E então, lá fui eu de novo, cheia de medos na mala, afirmando que ficaria feliz sozinha no chalé apreciando a vista pras montanhas. “Ficarei tomando meu vinho, lendo meus livros, assistindo séries, fazendo sauna, me deixa”, eu repeti durante a longa viagem.
Já em Trysil, onde fica a tal casinha cheia de charme e com vista de cartão postal de Natal, eu fui matriculada a contragosto numa escolinha de esqui. Aos poucos aprendi a ficar em pé, a fazer curvas meia-boca e até a me levantar sozinha dos tombos seguidos que eu levava. Mas certa vez, um dos meus professores ficou tão chocado com a minha falta de talento, que foi perguntar para o Ola se eu tinha algum problema. “Tenho sim, sou descoordenada”. Espumei o ódio todo de novo e prometi que aprenderia a esquiar.

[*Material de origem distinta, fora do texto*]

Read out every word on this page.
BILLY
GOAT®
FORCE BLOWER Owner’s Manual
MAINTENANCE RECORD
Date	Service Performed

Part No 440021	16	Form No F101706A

Nos anos seguintes, eu continuei viajando pra Noruega, onde passava os dias entre frustração e um tiquinho de alegria quando eu deslizava sem medo pela pista. Ainda assim, mantive meu 1º lugar como a pior esquiadora da história que o norte do planeta já viu.

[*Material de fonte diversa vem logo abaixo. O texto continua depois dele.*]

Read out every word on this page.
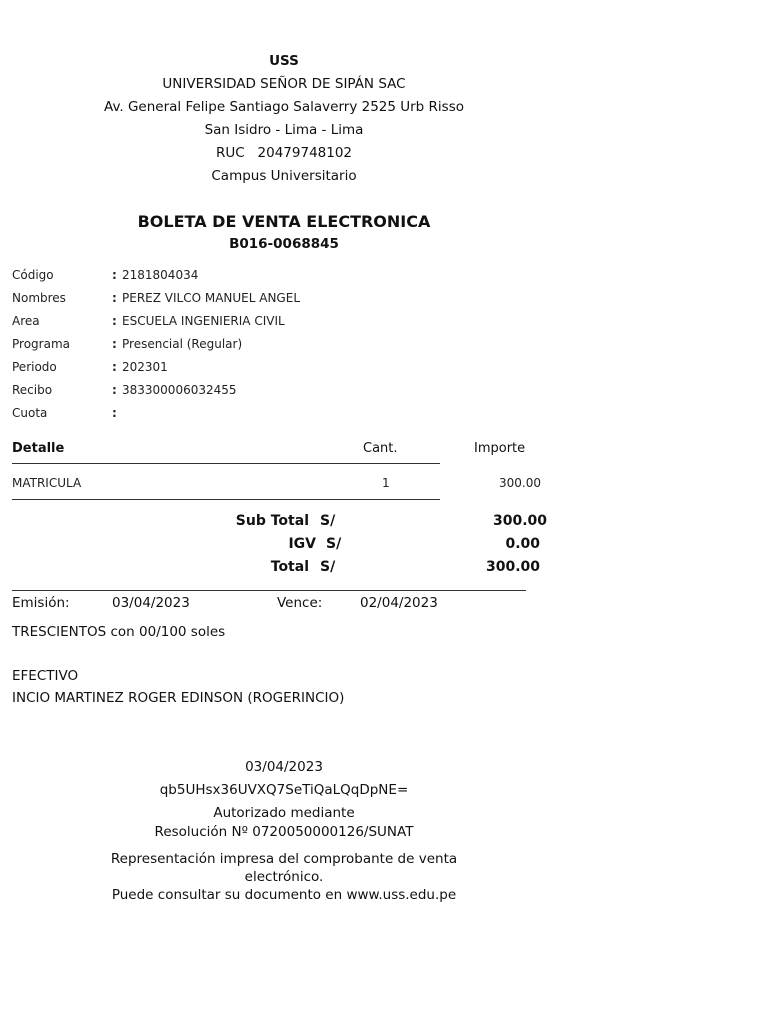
USS
UNIVERSIDAD SEÑOR DE SIPÁN SAC
Av. General Felipe Santiago Salaverry 2525 Urb Risso
San Isidro - Lima - Lima
RUC 20479748102
Campus Universitario
BOLETA DE VENTA ELECTRONICA
B016-0068845
Código	: 2181804034
Nombres	: PEREZ VILCO MANUEL ANGEL
Area	: ESCUELA INGENIERIA CIVIL
Programa	: Presencial (Regular)
Periodo	: 202301
Recibo	: 383300006032455
Cuota	:
Detalle	Cant.	Importe
MATRICULA	1	300.00
Sub Total S/	300.00
IGV S/	0.00
Total S/	300.00
Emisión:	03/04/2023	Vence:	02/04/2023
TRESCIENTOS con 00/100 soles
EFECTIVO
INCIO MARTINEZ ROGER EDINSON (ROGERINCIO)
03/04/2023
qb5UHsx36UVXQ7SeTiQaLQqDpNE=
Autorizado mediante
Resolución Nº 0720050000126/SUNAT
Representación impresa del comprobante de venta
electrónico.
Puede consultar su documento en www.uss.edu.pe
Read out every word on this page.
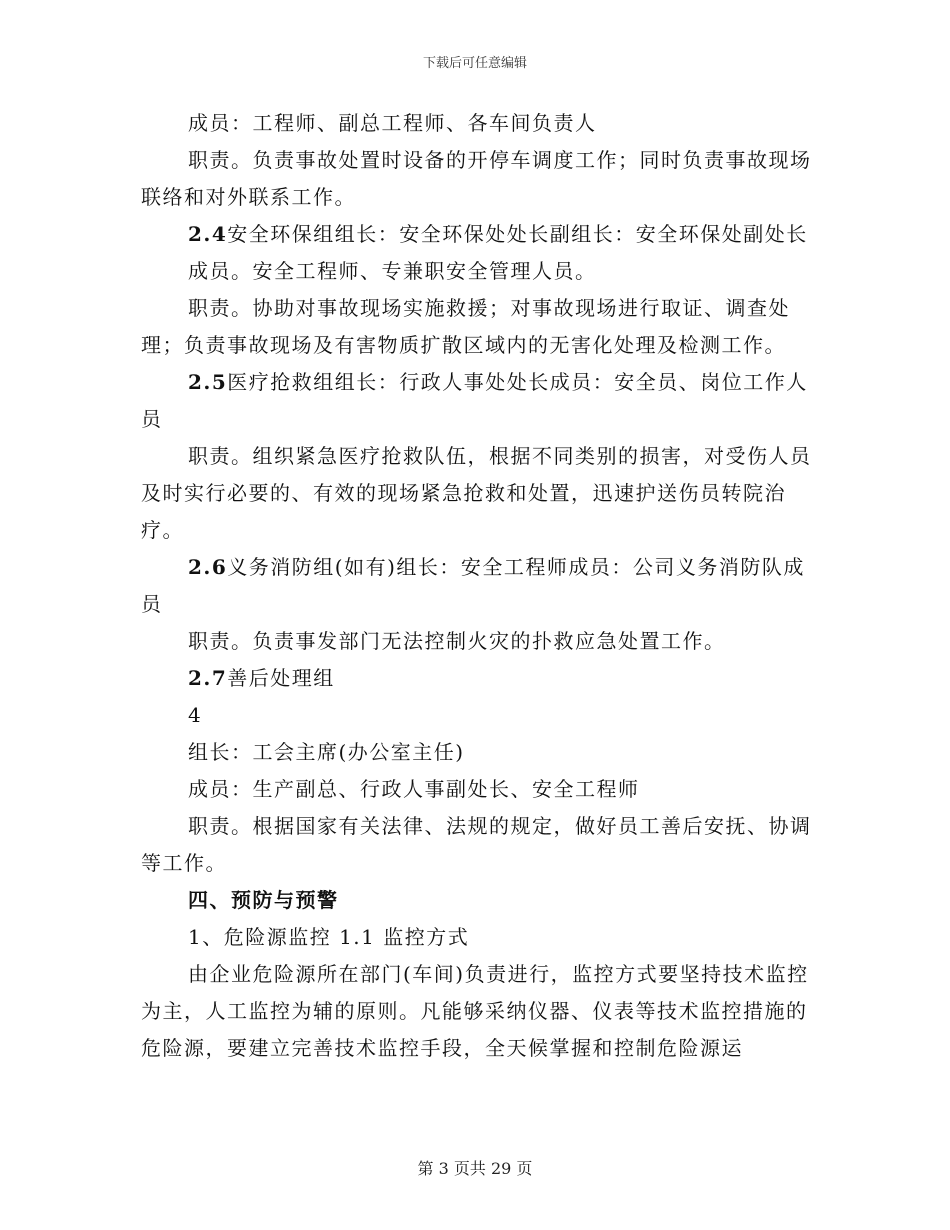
下载后可任意编辑

成员：工程师、副总工程师、各车间负责人

职责。负责事故处置时设备的开停车调度工作；同时负责事故现场联络和对外联系工作。

2.4安全环保组组长：安全环保处处长副组长：安全环保处副处长

成员。安全工程师、专兼职安全管理人员。

职责。协助对事故现场实施救援；对事故现场进行取证、调查处理；负责事故现场及有害物质扩散区域内的无害化处理及检测工作。

2.5医疗抢救组组长：行政人事处处长成员：安全员、岗位工作人员

职责。组织紧急医疗抢救队伍，根据不同类别的损害，对受伤人员及时实行必要的、有效的现场紧急抢救和处置，迅速护送伤员转院治疗。

2.6义务消防组(如有)组长：安全工程师成员：公司义务消防队成员

职责。负责事发部门无法控制火灾的扑救应急处置工作。

2.7善后处理组

4

组长：工会主席(办公室主任)

成员：生产副总、行政人事副处长、安全工程师

职责。根据国家有关法律、法规的规定，做好员工善后安抚、协调等工作。

四、预防与预警

1、危险源监控 1.1 监控方式

由企业危险源所在部门(车间)负责进行，监控方式要坚持技术监控为主，人工监控为辅的原则。凡能够采纳仪器、仪表等技术监控措施的危险源，要建立完善技术监控手段，全天候掌握和控制危险源运

第 3 页共 29 页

Em 2018, saí pela primeira vez do conforto do meu quintal de inverno norueguês, onde eu já tinha uma pistinha pra chamar de minha, para embarcar numa press trip pro Ushuaia, na Argentina, com direito a dois dias de esqui na estação Cerro Castor.
A viagem foi ótima, mas não fui brindada com boa neve e não fui muito além da pista das crianças, onde a Anna, uma senhorinha muito simpática e paciente, tentou me convencer de que eu era capaz de aprender a esquiar.
No ano seguinte eu participei de uma press trip no Valle Nevado. Até desconfiei que o mercado de turismo estava vendo em mim uma esquiadora que eu não via. Segui para o Chile acompanhada de amigos e, claro, do Ola, para encarar finalmente a montanha que ele sempre disse que lá eu iria me encontrar. Nas palavras dele, os professores de esqui no Chile entendem melhor as dificuldades de quem cresceu sem neve em volta, as pistas são largas, além de falarem portunhol e dar exercícios como “Dá tchau pra Globo!”, fazendo a gente entender para onde o corpo precisa virar.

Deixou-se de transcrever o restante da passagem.